Overview: We apply high-resolution live imaging of vertebrate model organisms to quantitatively study embryonic development and pediatric cancer, with a focus on how neural crest stem cells migrate long distances (akin to cancer metastasis) and differentiate into a variety of specialized cell types. Our in vivo, system-wide approach is inspired by challenging long-term goals of biomedical research, namely to prevent and/or repair human birth defects and pediatric cancer progression. To achieve these goals, we must first understand how vertebrate embryonic development goes awry, which, in turn, requires understanding how development occurs correctly in its natural environment. Therefore, we are elucidating the multicellular dynamics that drive stem cell migration and differentiation into neurons and that may also contribute to cancer cell migration and survival.We take advantage of easily accessed and manipulated neural crest migratory streams and the developing olfactory system in zebrafish as our combined experimental canvas, with the occasional use of other model organisms. Much of our work is highly interdisciplinary and benefits from synergistic interactions with other research groups (list of collaborators below).
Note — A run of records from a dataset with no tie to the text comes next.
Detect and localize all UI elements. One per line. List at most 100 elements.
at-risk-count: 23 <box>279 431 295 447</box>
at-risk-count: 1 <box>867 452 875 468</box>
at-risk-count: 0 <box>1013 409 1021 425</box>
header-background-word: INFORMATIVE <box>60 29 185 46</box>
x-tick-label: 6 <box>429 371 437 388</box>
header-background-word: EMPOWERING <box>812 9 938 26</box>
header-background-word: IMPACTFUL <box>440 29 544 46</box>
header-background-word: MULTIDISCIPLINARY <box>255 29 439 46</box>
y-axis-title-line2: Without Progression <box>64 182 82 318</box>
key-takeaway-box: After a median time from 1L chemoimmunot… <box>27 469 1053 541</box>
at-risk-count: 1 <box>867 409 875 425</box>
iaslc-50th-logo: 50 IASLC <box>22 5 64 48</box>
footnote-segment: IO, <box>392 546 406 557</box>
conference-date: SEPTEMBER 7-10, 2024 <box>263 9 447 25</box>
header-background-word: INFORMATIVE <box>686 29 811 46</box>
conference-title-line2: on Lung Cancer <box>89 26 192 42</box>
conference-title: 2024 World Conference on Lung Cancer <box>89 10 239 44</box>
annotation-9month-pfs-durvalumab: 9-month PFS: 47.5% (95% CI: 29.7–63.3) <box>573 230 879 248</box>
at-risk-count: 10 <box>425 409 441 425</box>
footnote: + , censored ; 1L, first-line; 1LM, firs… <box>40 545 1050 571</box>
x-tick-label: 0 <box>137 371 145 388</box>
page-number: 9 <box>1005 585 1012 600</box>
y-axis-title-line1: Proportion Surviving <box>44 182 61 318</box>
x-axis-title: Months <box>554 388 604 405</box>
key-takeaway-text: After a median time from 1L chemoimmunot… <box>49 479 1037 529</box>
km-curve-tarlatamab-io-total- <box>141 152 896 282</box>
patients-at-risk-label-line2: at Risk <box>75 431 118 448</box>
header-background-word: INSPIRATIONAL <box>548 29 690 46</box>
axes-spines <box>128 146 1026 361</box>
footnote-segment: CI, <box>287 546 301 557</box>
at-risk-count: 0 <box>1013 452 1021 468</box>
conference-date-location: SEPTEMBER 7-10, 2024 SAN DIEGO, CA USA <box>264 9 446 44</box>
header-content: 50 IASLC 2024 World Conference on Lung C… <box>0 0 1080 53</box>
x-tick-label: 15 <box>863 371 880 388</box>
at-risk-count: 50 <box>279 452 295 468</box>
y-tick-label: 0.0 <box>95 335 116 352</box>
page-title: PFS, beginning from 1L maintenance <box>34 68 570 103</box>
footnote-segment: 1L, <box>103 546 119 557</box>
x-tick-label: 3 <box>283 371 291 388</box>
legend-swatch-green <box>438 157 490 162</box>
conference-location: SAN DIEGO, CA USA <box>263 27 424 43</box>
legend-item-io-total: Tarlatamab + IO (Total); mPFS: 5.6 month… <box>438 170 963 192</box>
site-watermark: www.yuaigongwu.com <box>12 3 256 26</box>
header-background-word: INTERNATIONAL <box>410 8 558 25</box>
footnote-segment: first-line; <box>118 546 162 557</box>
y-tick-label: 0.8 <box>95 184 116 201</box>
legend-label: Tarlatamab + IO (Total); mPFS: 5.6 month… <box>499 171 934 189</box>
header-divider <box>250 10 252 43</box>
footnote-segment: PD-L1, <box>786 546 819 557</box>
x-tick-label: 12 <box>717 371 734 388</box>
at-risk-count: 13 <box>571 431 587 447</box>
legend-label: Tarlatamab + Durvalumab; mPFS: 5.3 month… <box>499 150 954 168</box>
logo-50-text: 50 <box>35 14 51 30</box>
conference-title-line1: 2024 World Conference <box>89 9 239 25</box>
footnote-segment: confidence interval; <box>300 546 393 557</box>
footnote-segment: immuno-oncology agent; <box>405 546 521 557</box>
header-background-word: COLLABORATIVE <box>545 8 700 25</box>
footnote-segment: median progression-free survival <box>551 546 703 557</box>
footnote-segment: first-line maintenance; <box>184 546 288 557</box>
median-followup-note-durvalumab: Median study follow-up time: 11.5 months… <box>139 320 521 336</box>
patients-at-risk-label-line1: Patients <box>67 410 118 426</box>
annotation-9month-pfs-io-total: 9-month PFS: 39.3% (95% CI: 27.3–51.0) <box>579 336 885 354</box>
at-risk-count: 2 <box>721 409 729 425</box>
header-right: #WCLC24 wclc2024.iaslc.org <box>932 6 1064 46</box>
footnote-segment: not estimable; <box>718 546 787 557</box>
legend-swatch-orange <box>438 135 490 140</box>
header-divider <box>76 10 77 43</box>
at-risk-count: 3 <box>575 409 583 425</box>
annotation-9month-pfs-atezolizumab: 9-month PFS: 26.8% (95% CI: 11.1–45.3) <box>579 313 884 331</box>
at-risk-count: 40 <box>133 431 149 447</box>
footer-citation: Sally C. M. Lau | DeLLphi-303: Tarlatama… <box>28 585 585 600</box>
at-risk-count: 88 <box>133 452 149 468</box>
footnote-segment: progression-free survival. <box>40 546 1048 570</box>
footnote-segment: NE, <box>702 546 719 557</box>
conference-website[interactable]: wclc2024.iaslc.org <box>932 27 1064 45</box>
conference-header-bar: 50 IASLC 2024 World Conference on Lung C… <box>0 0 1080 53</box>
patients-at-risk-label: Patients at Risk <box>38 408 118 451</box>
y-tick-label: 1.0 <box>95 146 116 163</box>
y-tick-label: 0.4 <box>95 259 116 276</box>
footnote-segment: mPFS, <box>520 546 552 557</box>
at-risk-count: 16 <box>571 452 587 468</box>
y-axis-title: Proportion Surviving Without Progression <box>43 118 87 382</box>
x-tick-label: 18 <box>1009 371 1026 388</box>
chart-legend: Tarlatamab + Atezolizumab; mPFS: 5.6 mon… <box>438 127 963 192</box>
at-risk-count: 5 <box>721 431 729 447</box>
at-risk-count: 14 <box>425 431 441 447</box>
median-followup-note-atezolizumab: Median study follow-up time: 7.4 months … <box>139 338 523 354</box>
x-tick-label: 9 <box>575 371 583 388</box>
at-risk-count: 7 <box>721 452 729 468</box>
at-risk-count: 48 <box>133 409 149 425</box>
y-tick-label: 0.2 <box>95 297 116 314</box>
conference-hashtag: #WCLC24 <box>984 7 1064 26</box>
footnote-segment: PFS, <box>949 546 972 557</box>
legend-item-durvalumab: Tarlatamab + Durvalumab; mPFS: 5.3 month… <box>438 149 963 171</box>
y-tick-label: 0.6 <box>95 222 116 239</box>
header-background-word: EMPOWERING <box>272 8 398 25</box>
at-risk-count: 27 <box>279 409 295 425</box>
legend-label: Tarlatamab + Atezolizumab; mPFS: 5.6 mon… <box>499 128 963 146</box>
Details: By revealing the origins of vertebrate sensory neurons and the molecular and cellular processes driving the remarkable transformation from stem cell to neuron, we can better comprehend general mechanisms of neurogenesis and the potential for regeneration. Olfactory sensory neurons are particularly unique in their regenerative capacity throughout adulthood, with a completely new set of neurons present in the human nose almost every month. Thus, there is significant translational value in understanding the origins and differentiation pathways of these unusual derivatives.
The neural crest is a highly migratory, multipotent stem cell population that contributes to a variety of tissues in the developing embryo - including a significant portion of the peripheral nervous system - and is critically important for craniofacial development as a whole. In addition, neural crest-derived cells can give rise to neuroblastoma, the most common type of cancer in the first year of human life. Intriguingly, neuroblastoma shares many common features - both genetic and phenotypic - with the neural crest, and over 60% of neuroblastomas metastasize, with behavior reminiscent of neural crest migration.
Our previous work has revealed a novel contribution of the cranial neural crest to olfactory sensory neurons (an unexpected fate as opposed to the expected formation of craniofacial mesenchyme) via dynamic, precisely orchestrated cell migration and differentiation (Saxena et al., eLife 2013). Now, we aim to uncover the molecular, cellular, and system-wide changes underlying this intricate process, including how two tightly intermingled populations, neural crest- and placode-derived progenitors, communicate and assemble during olfactory neurogenesis. Additionally, we are investigating the relevance of identified developmental pathways in adult neuroregeneration by inflicting injury and tracking recovery via live imaging and analysis of adult stem cell behavior. We are examining where stem cells reside and how they reenter the cell cycle and differentiate to form new neurons. We are also applying our quantitative approaches to shed light on the behavior of neural crest-derived cancer cells, with the goal of discovering new inhibitors of cancer metastasis. Given the poor clinical prognosis post-metastasis, inhibiting malignant cells' migration has significant potential to help improve patient outcomes.
In sum, rather than study cells in vitro where context is missing, we take advantage of easily manipulated live vertebrates to produce a system-wide overview of how cells interact with and influence each other over space and time. Data are obtained via molecular, genetic, and physical (laser-induced) perturbation combined with high-resolution imaging, quantitative analysis, and computational modeling. By studying developmental, regenerative, and cancer biology completely in vivo, we aim to uncover new insights into how neurons are formed, how complex neuronal networks are assembled and maintained, and how neural crest migration and cancer metastasis are commonly regulated.